How to scrape a link from a multipart email in python


I have a program which logs on to a specified gmail account and gets all the emails in a selected inbox that were sent from an email that you input at runtime.

I would like to be able to grab all the links from each email and append them to a list so that i can then filter out the ones i don't need before outputting them to another file. I was using a regex to do this which requires me to convert the payload to a string. The problem is that the regex i am using doesn't work for findall(), it only works when i use search() (I am not too familiar with regexes).

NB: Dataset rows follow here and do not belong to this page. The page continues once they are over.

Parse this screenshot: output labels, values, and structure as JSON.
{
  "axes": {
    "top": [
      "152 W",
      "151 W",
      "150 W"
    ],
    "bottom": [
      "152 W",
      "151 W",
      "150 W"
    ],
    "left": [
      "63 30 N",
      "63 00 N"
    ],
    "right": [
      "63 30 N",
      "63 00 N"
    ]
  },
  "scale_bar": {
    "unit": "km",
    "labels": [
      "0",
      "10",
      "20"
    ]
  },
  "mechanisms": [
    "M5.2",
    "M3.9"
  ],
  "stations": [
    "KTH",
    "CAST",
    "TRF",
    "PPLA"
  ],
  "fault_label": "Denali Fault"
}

I was wondering if there was a better way to extract all links from an email that doesn't involve me messing around with regexes?

My code currently looks like this:

print(f'[{Mail.timestamp}] Scanning inbox')
sys.stdout.write(Style.RESET)
self.search_mail_status, self.amount_matching_criteria = self.login_session.search(Mail.CHARSET,search_criteria)

if self.amount_matching_criteria == 0 or self.amount_matching_criteria == '0':
    print(f'[{Mail.timestamp}] No mails from that email address could be found...')
    Mail.enter_to_continue()
    import main
    main.main_wrapper()
else:
    pattern = '(?P<url>https?://[^\s]+)'
    prog = re.compile(pattern)

    self.amount_matching_criteria = self.amount_matching_criteria[0]
    self.amount_matching_criteria_str = str(self.amount_matching_criteria)
    num_mails = re.search(r"\d.+",self.amount_matching_criteria_str)
    num_mails = ((num_mails.group())[:-1]).split(' ')

    sys.stdout.write(Style.GREEN)
    print(f'[{Mail.timestamp}] Status code of {self.search_mail_status}')
    sys.stdout.write(Style.RESET)
    sys.stdout.write(Style.YELLOW)
    print(f'[{Mail.timestamp}] Found {len(num_mails)} emails')
    sys.stdout.write(Style.RESET)
    num_mails = self.amount_matching_criteria.split()
    for message_num in num_mails:
        individual_response_code, individual_response_data = self.login_session.fetch(message_num, '(RFC822)')
        message = email.message_from_bytes(individual_response_data[0][1])
        if message.is_multipart():
            print('multipart')

            multipart_payload = message.get_payload()
            for sub_message in multipart_payload:
                string_payload = str(sub_message.get_payload())
                print(prog.search(string_payload).group("url"))

Solution

  • Ended up using this for loop with a recursive function and a regex to get the links, i then removed all links without a the substring that you can input earlier on in the program before appending to a set

    for message_num in self.amount_matching_criteria.split():
        counter += 1
        _, self.individual_response_data = self.login_session.fetch(message_num, '(RFC822)')
        self.raw = email.message_from_bytes(self.individual_response_data[0][1])
        raw = self.raw
        self.scraped_email_value = email.message_from_bytes(Mail.scrape_email(raw))
        self.scraped_email_value = str(self.scraped_email_value)
        self.returned_links = prog.findall(self.scraped_email_value)
                      
        for i in self.returned_links:
        if self.substring_filter in i:
            self.link_set.add(i)
        self.timestamp = time.strftime('%H:%M:%S')
        print(f'[{self.timestamp}] Links scraped: [{counter}/{len(num_mails)}]')
    

    The function used:

    def scrape_email(raw):
            
        if raw.is_multipart():
            return Mail.scrape_email(raw.get_payload(0))
        else:
            return raw.get_payload(None,True)